Pimpinan DPR Segera Rapat Bahas Penetapan Tersangka Setya Novanto
Senin, 17 Juli 2017
Edit
BACA JUGA:
Gabedo.com - Pimpinan Dewan Perwakilan (DPR) segera menggelar rapat
pimpinan menyusul ditetapkannya Ketua DPR RI Setya Novanto sebagai tersangka
kasus e-KTP oleh Komisi Pemberantasan Korupsi (KPK).

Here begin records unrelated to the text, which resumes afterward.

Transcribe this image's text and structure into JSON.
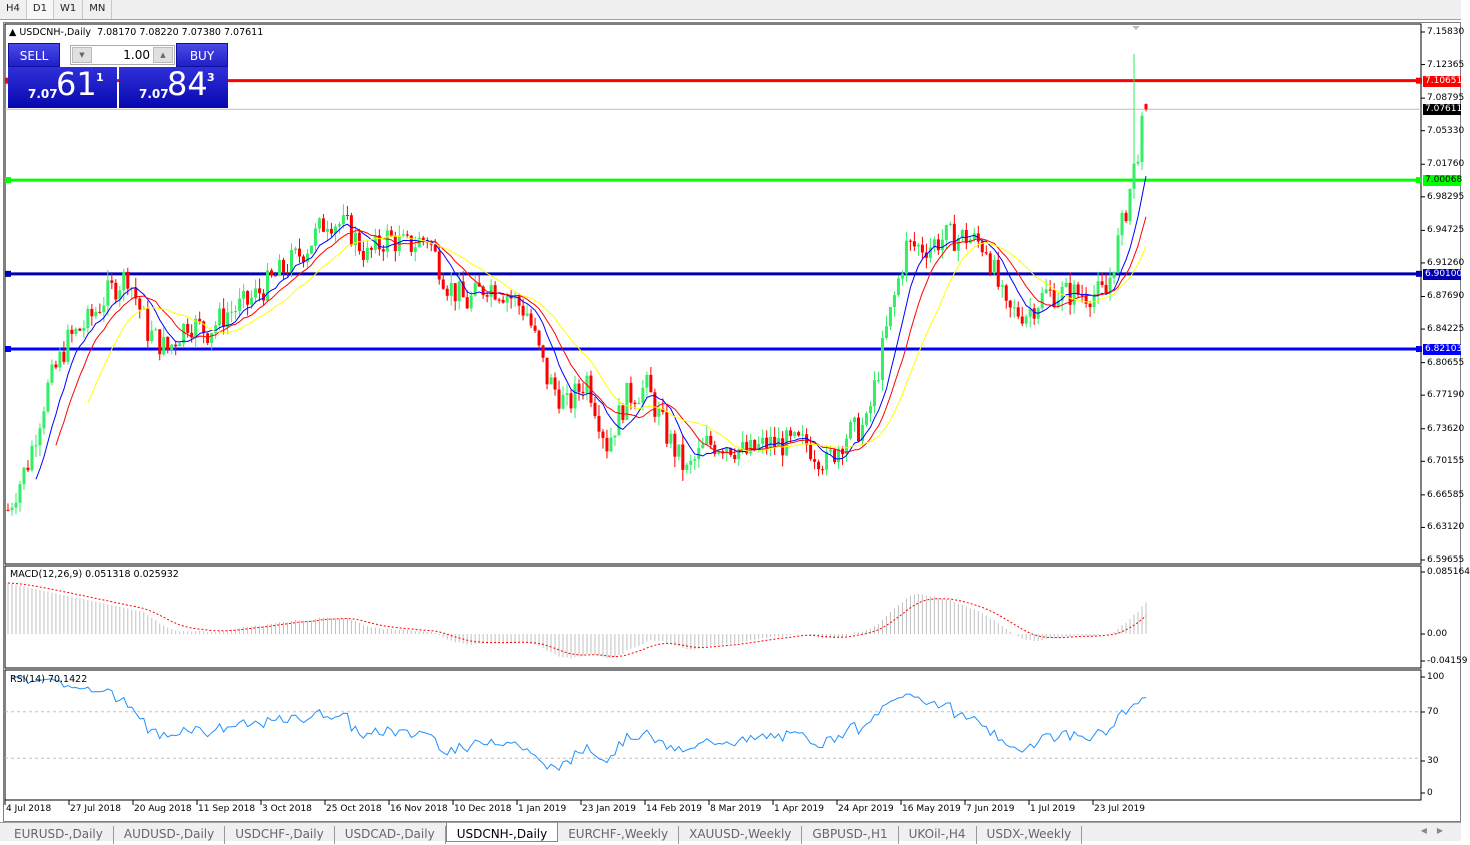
{
  "timeframes": [
    {
      "label": "H4",
      "active": false
    },
    {
      "label": "D1",
      "active": true
    },
    {
      "label": "W1",
      "active": false
    },
    {
      "label": "MN",
      "active": false
    }
  ],
  "chart": {
    "header": "USDCNH-,Daily  7.08170 7.08220 7.07380 7.07611",
    "symbol": "USDCNH-,Daily",
    "ohlc": "7.08170 7.08220 7.07380 7.07611"
  },
  "trade_panel": {
    "sell_label": "SELL",
    "buy_label": "BUY",
    "lot": "1.00",
    "sell": {
      "prefix": "7.07",
      "big": "61",
      "sup": "1"
    },
    "buy": {
      "prefix": "7.07",
      "big": "84",
      "sup": "3"
    }
  },
  "price_axis": [
    "7.15830",
    "7.12365",
    "7.08795",
    "7.05330",
    "7.01760",
    "6.98295",
    "6.94725",
    "6.91260",
    "6.87690",
    "6.84225",
    "6.80655",
    "6.77190",
    "6.73620",
    "6.70155",
    "6.66585",
    "6.63120",
    "6.59655"
  ],
  "levels": [
    {
      "price": "7.10651",
      "color": "#ff0000"
    },
    {
      "price": "7.00068",
      "color": "#00ff00"
    },
    {
      "price": "6.90100",
      "color": "#0000b0"
    },
    {
      "price": "6.82103",
      "color": "#0000ff"
    }
  ],
  "current_price": {
    "price": "7.07611",
    "color": "#000000"
  },
  "macd": {
    "label": "MACD(12,26,9) 0.051318 0.025932",
    "axis": [
      "0.085164",
      "0.00",
      "-0.04159"
    ]
  },
  "rsi": {
    "label": "RSI(14) 70.1422",
    "axis": [
      "100",
      "70",
      "30",
      "0"
    ]
  },
  "time_axis": [
    "4 Jul 2018",
    "27 Jul 2018",
    "20 Aug 2018",
    "11 Sep 2018",
    "3 Oct 2018",
    "25 Oct 2018",
    "16 Nov 2018",
    "10 Dec 2018",
    "1 Jan 2019",
    "23 Jan 2019",
    "14 Feb 2019",
    "8 Mar 2019",
    "1 Apr 2019",
    "24 Apr 2019",
    "16 May 2019",
    "7 Jun 2019",
    "1 Jul 2019",
    "23 Jul 2019"
  ],
  "tabs": [
    {
      "label": "EURUSD-,Daily",
      "active": false
    },
    {
      "label": "AUDUSD-,Daily",
      "active": false
    },
    {
      "label": "USDCHF-,Daily",
      "active": false
    },
    {
      "label": "USDCAD-,Daily",
      "active": false
    },
    {
      "label": "USDCNH-,Daily",
      "active": true
    },
    {
      "label": "EURCHF-,Weekly",
      "active": false
    },
    {
      "label": "XAUUSD-,Weekly",
      "active": false
    },
    {
      "label": "GBPUSD-,H1",
      "active": false
    },
    {
      "label": "UKOil-,H4",
      "active": false
    },
    {
      "label": "USDX-,Weekly",
      "active": false
    }
  ],
  "chart_data": {
    "type": "candlestick",
    "symbol": "USDCNH-,Daily",
    "ylim": [
      6.59655,
      7.1583
    ],
    "weekly_closes_approx": [
      6.65,
      6.7,
      6.78,
      6.83,
      6.85,
      6.88,
      6.9,
      6.84,
      6.82,
      6.85,
      6.84,
      6.86,
      6.87,
      6.89,
      6.91,
      6.93,
      6.96,
      6.95,
      6.92,
      6.94,
      6.93,
      6.94,
      6.89,
      6.87,
      6.89,
      6.88,
      6.86,
      6.79,
      6.76,
      6.79,
      6.72,
      6.77,
      6.78,
      6.73,
      6.69,
      6.72,
      6.72,
      6.71,
      6.72,
      6.72,
      6.72,
      6.7,
      6.73,
      6.74,
      6.84,
      6.93,
      6.93,
      6.94,
      6.94,
      6.93,
      6.86,
      6.86,
      6.88,
      6.88,
      6.88,
      6.88,
      6.97,
      7.076
    ],
    "last_bar": {
      "open": 7.0817,
      "high": 7.0822,
      "low": 7.0738,
      "close": 7.07611
    },
    "colors": {
      "bull": "#33ee66",
      "bear": "#ff0000",
      "ma_fast": "#0000ff",
      "ma_mid": "#ff0000",
      "ma_slow": "#ffff00",
      "rsi": "#1e90ff",
      "macd_hist": "#c0c0c0",
      "macd_signal": "#ff0000"
    },
    "grid": false
  }
}
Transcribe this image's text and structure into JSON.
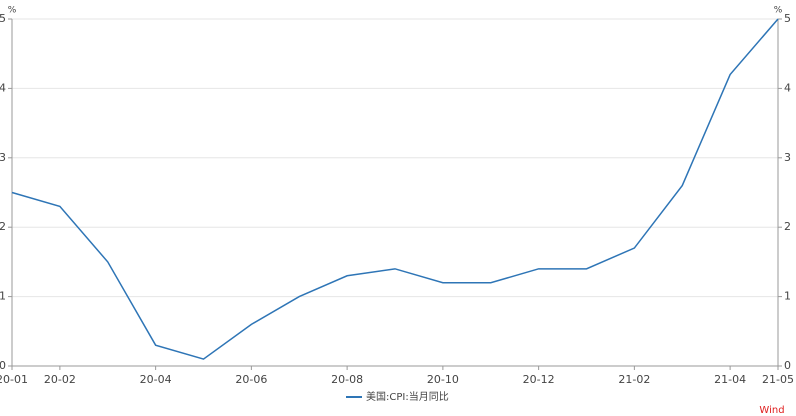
{
  "chart_data": {
    "type": "line",
    "categories": [
      "20-01",
      "20-02",
      null,
      "20-04",
      null,
      "20-06",
      null,
      "20-08",
      null,
      "20-10",
      null,
      "20-12",
      null,
      "21-02",
      null,
      "21-04",
      "21-05"
    ],
    "series": [
      {
        "name": "美国:CPI:当月同比",
        "color": "#2e75b6",
        "values": [
          2.5,
          2.3,
          1.5,
          0.3,
          0.1,
          0.6,
          1.0,
          1.3,
          1.4,
          1.2,
          1.2,
          1.4,
          1.4,
          1.7,
          2.6,
          4.2,
          5.0
        ]
      }
    ],
    "ylim": [
      0,
      5
    ],
    "yticks": [
      0,
      1,
      2,
      3,
      4,
      5
    ],
    "y2lim": [
      0,
      5
    ],
    "y2ticks": [
      0,
      1,
      2,
      3,
      4,
      5
    ],
    "y_unit": "%",
    "y2_unit": "%",
    "grid": true,
    "legend": "bottom",
    "watermark": "Wind"
  }
}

"Kami lihat, kami bahas, kita klarifikasi juga berita
ini lalu nanti akan kita rapatkan di pimpinan DPR mungkin besok bagaimana
tentang mekanisme kita di dalam dan juga kita lihat perkembangan," ujar
Wakil Ketua DPR RI Fadli Zon di Kompleks Parlemen, Senayan, Jakarta, Senin
(17/7/2017).
Fadli menambahkan, agenda DPR RI cukup padat, Selasa (18/7/2017)
besok.
Pihaknya akan mempelajari terlebih dahulu aturan soal
pimpinan DPR RI dalam Undang-Undang Nomor 17 Tahum 2014 tentang MPR, DPR, DPD,
dan DPRD (UU MD3). Termasuk soal penunjukan pelaksana tugas.

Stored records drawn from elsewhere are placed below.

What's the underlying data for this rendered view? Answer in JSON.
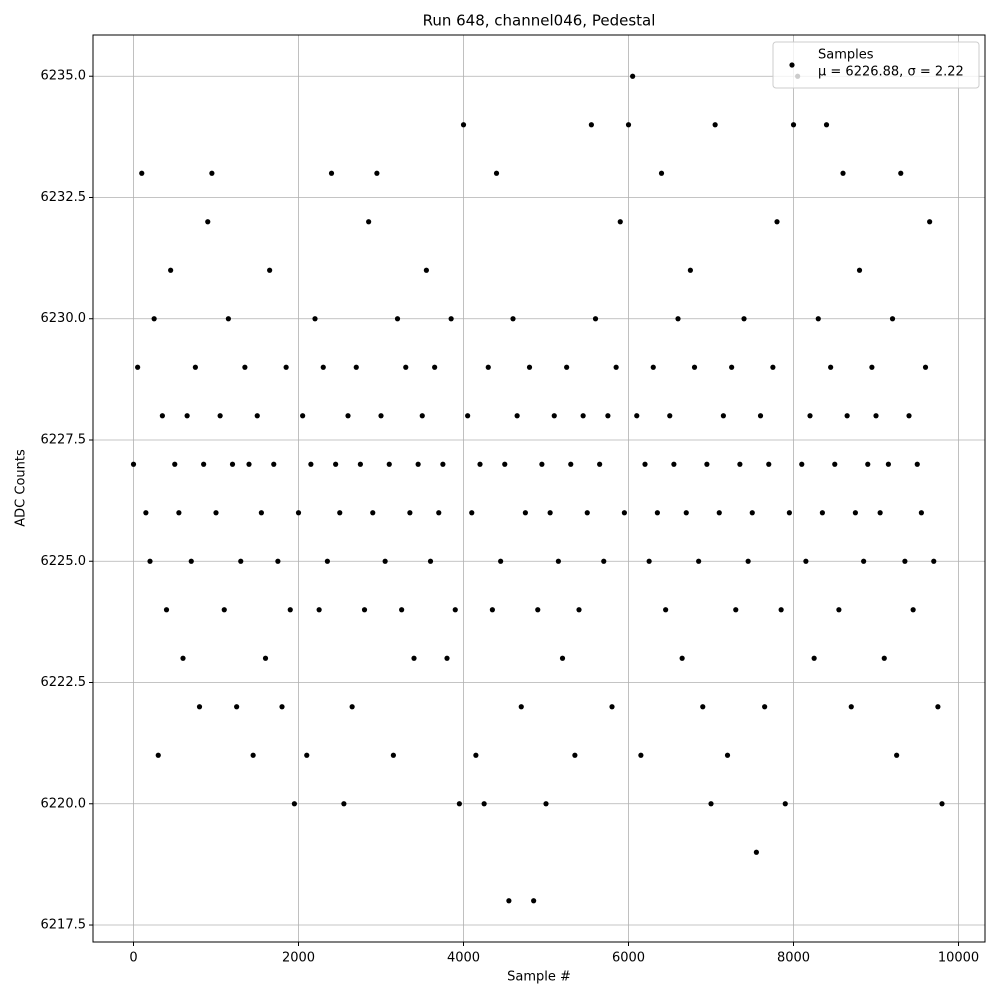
{
  "chart_data": {
    "type": "scatter",
    "title": "Run 648, channel046, Pedestal",
    "x_label": "Sample #",
    "y_label": "ADC Counts",
    "x": [
      0,
      50,
      100,
      150,
      200,
      250,
      300,
      350,
      400,
      450,
      500,
      550,
      600,
      650,
      700,
      750,
      800,
      850,
      900,
      950,
      1000,
      1050,
      1100,
      1150,
      1200,
      1250,
      1300,
      1350,
      1400,
      1450,
      1500,
      1550,
      1600,
      1650,
      1700,
      1750,
      1800,
      1850,
      1900,
      1950,
      2000,
      2050,
      2100,
      2150,
      2200,
      2250,
      2300,
      2350,
      2400,
      2450,
      2500,
      2550,
      2600,
      2650,
      2700,
      2750,
      2800,
      2850,
      2900,
      2950,
      3000,
      3050,
      3100,
      3150,
      3200,
      3250,
      3300,
      3350,
      3400,
      3450,
      3500,
      3550,
      3600,
      3650,
      3700,
      3750,
      3800,
      3850,
      3900,
      3950,
      4000,
      4050,
      4100,
      4150,
      4200,
      4250,
      4300,
      4350,
      4400,
      4450,
      4500,
      4550,
      4600,
      4650,
      4700,
      4750,
      4800,
      4850,
      4900,
      4950,
      5000,
      5050,
      5100,
      5150,
      5200,
      5250,
      5300,
      5350,
      5400,
      5450,
      5500,
      5550,
      5600,
      5650,
      5700,
      5750,
      5800,
      5850,
      5900,
      5950,
      6000,
      6050,
      6100,
      6150,
      6200,
      6250,
      6300,
      6350,
      6400,
      6450,
      6500,
      6550,
      6600,
      6650,
      6700,
      6750,
      6800,
      6850,
      6900,
      6950,
      7000,
      7050,
      7100,
      7150,
      7200,
      7250,
      7300,
      7350,
      7400,
      7450,
      7500,
      7550,
      7600,
      7650,
      7700,
      7750,
      7800,
      7850,
      7900,
      7950,
      8000,
      8050,
      8100,
      8150,
      8200,
      8250,
      8300,
      8350,
      8400,
      8450,
      8500,
      8550,
      8600,
      8650,
      8700,
      8750,
      8800,
      8850,
      8900,
      8950,
      9000,
      9050,
      9100,
      9150,
      9200,
      9250,
      9300,
      9350,
      9400,
      9450,
      9500,
      9550,
      9600,
      9650,
      9700,
      9750,
      9800
    ],
    "series": [
      {
        "name": "Samples",
        "color": "#000000",
        "values": [
          6227,
          6229,
          6233,
          6226,
          6225,
          6230,
          6221,
          6228,
          6224,
          6231,
          6227,
          6226,
          6223,
          6228,
          6225,
          6229,
          6222,
          6227,
          6232,
          6233,
          6226,
          6228,
          6224,
          6230,
          6227,
          6222,
          6225,
          6229,
          6227,
          6221,
          6228,
          6226,
          6223,
          6231,
          6227,
          6225,
          6222,
          6229,
          6224,
          6220,
          6226,
          6228,
          6221,
          6227,
          6230,
          6224,
          6229,
          6225,
          6233,
          6227,
          6226,
          6220,
          6228,
          6222,
          6229,
          6227,
          6224,
          6232,
          6226,
          6233,
          6228,
          6225,
          6227,
          6221,
          6230,
          6224,
          6229,
          6226,
          6223,
          6227,
          6228,
          6231,
          6225,
          6229,
          6226,
          6227,
          6223,
          6230,
          6224,
          6220,
          6234,
          6228,
          6226,
          6221,
          6227,
          6220,
          6229,
          6224,
          6233,
          6225,
          6227,
          6218,
          6230,
          6228,
          6222,
          6226,
          6229,
          6218,
          6224,
          6227,
          6220,
          6226,
          6228,
          6225,
          6223,
          6229,
          6227,
          6221,
          6224,
          6228,
          6226,
          6234,
          6230,
          6227,
          6225,
          6228,
          6222,
          6229,
          6232,
          6226,
          6234,
          6235,
          6228,
          6221,
          6227,
          6225,
          6229,
          6226,
          6233,
          6224,
          6228,
          6227,
          6230,
          6223,
          6226,
          6231,
          6229,
          6225,
          6222,
          6227,
          6220,
          6234,
          6226,
          6228,
          6221,
          6229,
          6224,
          6227,
          6230,
          6225,
          6226,
          6219,
          6228,
          6222,
          6227,
          6229,
          6232,
          6224,
          6220,
          6226,
          6234,
          6235,
          6227,
          6225,
          6228,
          6223,
          6230,
          6226,
          6234,
          6229,
          6227,
          6224,
          6233,
          6228,
          6222,
          6226,
          6231,
          6225,
          6227,
          6229,
          6228,
          6226,
          6223,
          6227,
          6230,
          6221,
          6233,
          6225,
          6228,
          6224,
          6227,
          6226,
          6229,
          6232,
          6225,
          6222,
          6220
        ]
      }
    ],
    "legend_label": "μ = 6226.88, σ = 2.22",
    "xlim": [
      -491,
      10321
    ],
    "ylim": [
      6217.15,
      6235.85
    ],
    "xticks": [
      0,
      2000,
      4000,
      6000,
      8000,
      10000
    ],
    "yticks": [
      6217.5,
      {
        "value": 6220,
        "label": "6220.0"
      },
      6222.5,
      {
        "value": 6225,
        "label": "6225.0"
      },
      6227.5,
      {
        "value": 6230,
        "label": "6230.0"
      },
      6232.5,
      {
        "value": 6235,
        "label": "6235.0"
      }
    ],
    "grid": true,
    "legend_position": "upper-right"
  }
}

"Ya nanti kami lihat, pimpinan kan cukup banyak. Kalau
benar Setya novanto tersangka dan mau berkonsterasi hadapi, misalnya
(penunjukan plt) tentu ada mekanismenya," tuturnya.
KPK menetapkan Ketua DPR RI Setya Novanto sebagai tersangka.
Ketua Umum Partai Golkar itu diduga terlibat dalam korupsi proyek pengadaan
e-KTP.
"KPK menetapkan saudara SN anggota DPR periode
2009-2014 sebagai tersangka," ujar Ketua KPK Agus Rahardjo di Gedung KPK
Jakarta, Senin (17/7/2017).
Menurut Agus, Novanto diduga menguntungkan diri atau orang
lain atau korporasi. Novanto juga diduga menyalahgunakan kewenangan dan
jabatan.
Jaksa KPK sebelumnya meyakini adanya peran Setya Novanto
dalam korupsi proyek e-KTP. Jaksa yakin tindak pidana korupsi yang merugikan
negara Rp 2,3 triliun itu dilakukan bersama-sama Setya Novanto.
Hal itu dijelaskan jaksa KPK saat membacakan surat tuntutan
terhadap dua terdakwa mantan pejabat Kementerian Dalam Negeri, Irman dan
Sugiharto, di Pengadilan Tipikor Jakarta, Kamis (22/6/2017).
"Telah terjadi kerja sama yang erat dan sadar yang
dilakukan para terdakwa dengan Setya Novanto, Diah Anggraini, Drajat Wisnu,
Isnu Edhi dan Andi Agustinus alias Andi Narogong," ujar jaksa KPK Mufti
Nur Irawan saat membacakan surat tuntutan.